Actionable Strategies

  • Commit to a Timely Callback Policy. Set a triage goal: all calls answered or returned within x # of minutes. Monitor and track response times and address outliers quickly.
  • Create a Symptom Triage Protocol. Use a standardized symptom urgency grid for calls and after-hours triage to efficiently and safely prioritize patient needs.
  • After-Hours Tips.
    • Measure Your Calls. Audit weekend call volumes and response times monthly. If family members report long waits, consider expanding peak-time staffing or rotating clinicians for on-call support.
    • Adopt a Nurse-First Triage Model. Implementing a nurse-first approach, where patients speak directly with a licensed nurse (IntellaTriage connects patients to a nurse within an average of 38 seconds), can significantly reduce emergency room visits and enhance patient satisfaction. This model ensures that patients receive prompt and appropriate care, even after hours, which can substantially improve their experience and CAHPS scores.

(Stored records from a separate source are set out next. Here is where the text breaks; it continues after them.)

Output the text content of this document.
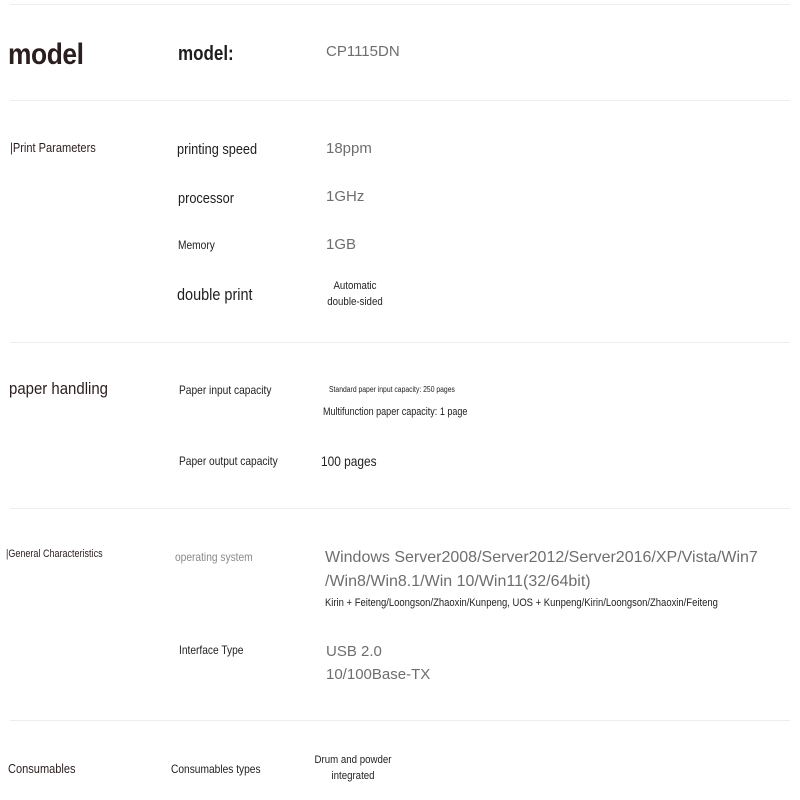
model	model:	CP1115DN
|Print Parameters	printing speed	18ppm
processor	1GHz
Memory	1GB
double print	Automatic
double-sided
paper handling	Paper input capacity	Standard paper input capacity: 250 pages
Multifunction paper capacity: 1 page
Paper output capacity	100 pages
|General Characteristics	operating system	Windows Server2008/Server2012/Server2016/XP/Vista/Win7
/Win8/Win8.1/Win 10/Win11(32/64bit)
Kirin + Feiteng/Loongson/Zhaoxin/Kunpeng, UOS + Kunpeng/Kirin/Loongson/Zhaoxin/Feiteng
Interface Type	USB 2.0
10/100Base-TX
Consumables	Consumables types
Drum and powder
integrated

3. Treating Patients with Respect

Training for empathy, cultural competence, and honoring autonomy

Why It Matters

This CAHPS measure assesses whether the hospice team treated the patient with dignity, clearly explained care options, and respected their values and preferences.

Actionable Strategies

  • Ongoing Empathy & Cultural Sensitivity Training. Include real-world case studies and roleplay during team meetings to reinforce respectful communication and culturally aligned care.
  • Document and Honor Patient Preferences. Include patient values and spiritual needs prominently in the care plan and review them at every Interdisciplinary Team (IDT) meeting. For example, note if a patient prefers music, prayer, or quiet during visits.
  • After-Hours Tip:
  • Understand Patient Wishes. Ensure after-hours staff can access advance directives and documented patient wishes. A misstep in honoring final preferences can be deeply distressing to families.
  • Maintain Consistent Care: Train after-hours staff to provide compassionate and culturally competent care, maintaining the same standards as daytime staff.

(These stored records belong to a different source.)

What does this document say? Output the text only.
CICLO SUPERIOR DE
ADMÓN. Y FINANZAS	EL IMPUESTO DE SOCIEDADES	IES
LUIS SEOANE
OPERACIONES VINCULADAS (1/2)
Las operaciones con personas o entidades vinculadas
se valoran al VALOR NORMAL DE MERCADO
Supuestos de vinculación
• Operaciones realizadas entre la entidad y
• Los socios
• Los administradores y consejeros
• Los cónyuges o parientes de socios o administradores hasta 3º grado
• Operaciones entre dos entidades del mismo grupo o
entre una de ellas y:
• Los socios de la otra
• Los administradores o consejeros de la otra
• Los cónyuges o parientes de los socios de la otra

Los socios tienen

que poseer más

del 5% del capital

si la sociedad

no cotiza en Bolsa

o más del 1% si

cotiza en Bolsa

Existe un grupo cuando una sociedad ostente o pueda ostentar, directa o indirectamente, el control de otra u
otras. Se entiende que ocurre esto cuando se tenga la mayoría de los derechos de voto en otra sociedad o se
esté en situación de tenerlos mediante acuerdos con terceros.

4. Help for Pain and Symptoms

Importance of effective pain and symptom management

Why It Matters

Uncontrolled pain or distress is one of the fastest ways to erode trust. This domain asks families if the hospice team helped with pain, shortness of breath, anxiety, and other symptoms promptly and effectively.

Actionable Strategies

  • Initiate Frequent Symptom Checks. Create a symptom review checklist to be used at every visit—even virtual check-ins. Set a standard for reassessment within 1–2 hours after intervention.
  • Empower Nurses with Protocols
  • Create standing orders or rapid-response protocols for urgent symptoms (e.g., pain, agitation, dyspnea), allowing nurses to intervene promptly—without delays for physician approval.
  • Use Non-Pharmacologic Support
  • Train aides, social workers, and chaplains in simple comfort measures, such as massage, guided imagery, music, or breathing techniques.
  • After-Hours Tip:
  • Equip triage nurses with “pain rescue packs” protocols and empower them to dispatch PRN medications or make home visits when needed. A nurse visit at midnight to manage pain can prevent unnecessary ER transfers and elevate family trust.
  • Implement a Nurse-First Triage System: Having licensed nurses available after hours to assess and address symptoms can prevent unnecessary hospital visits and enhance patient comfort.

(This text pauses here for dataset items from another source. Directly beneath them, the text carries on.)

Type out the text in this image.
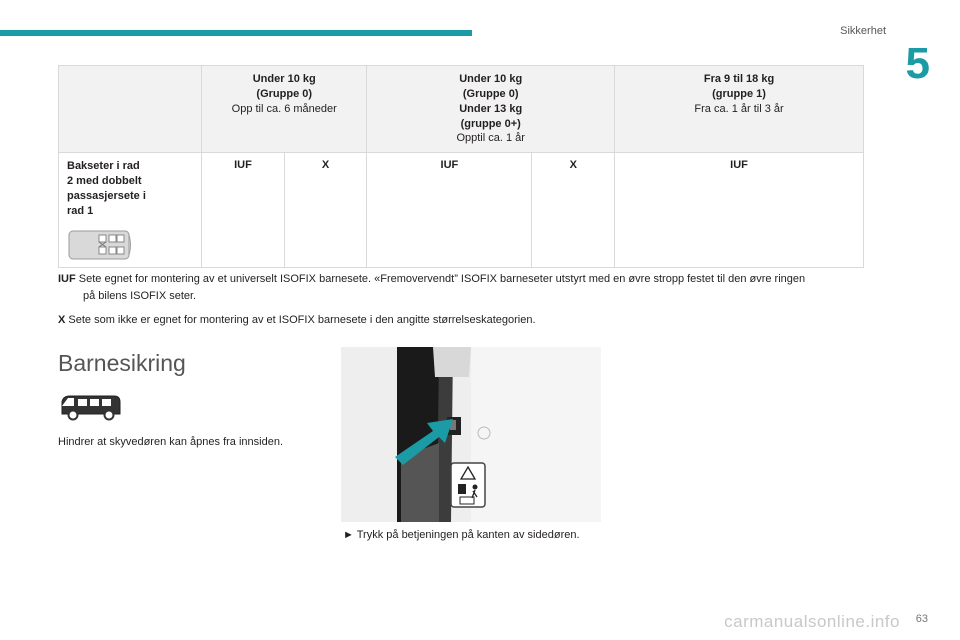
Sikkerhet
5

	Under 10 kg
(Gruppe 0)
Opp til ca. 6 måneder		Under 10 kg
(Gruppe 0)
Under 13 kg
(gruppe 0+)
Opptil ca. 1 år		Fra 9 til 18 kg
(gruppe 1)
Fra ca. 1 år til 3 år

Bakseter i rad
2 med dobbelt
passasjersete i
rad 1	IUF	X	IUF	X	IUF
IUF Sete egnet for montering av et universelt ISOFIX barnesete. «Fremovervendt” ISOFIX barneseter utstyrt med en øvre stropp festet til den øvre ringen
på bilens ISOFIX seter.
X Sete som ikke er egnet for montering av et ISOFIX barnesete i den angitte størrelseskategorien.
Barnesikring
Hindrer at skyvedøren kan åpnes fra innsiden.
► Trykk på betjeningen på kanten av sidedøren.
carmanualsonline.info 63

Final Thought: Every Patient Contact Counts

Each phone call, nurse visit, and quiet moment of presence is a quality measure in action. For seasoned hospice providers, the challenge is no longer understanding what good care looks like, but instead, it’s delivering it consistently, including after hours.

By refining communication, strengthening responsiveness, and putting patient values at the center, you both boost your CAHPS scores and affirm a key aspect of hospice care: compassion, dignity, and comfort when it matters most.

Quality is a promise. Let’s keep it day and night, weekday, or weekend.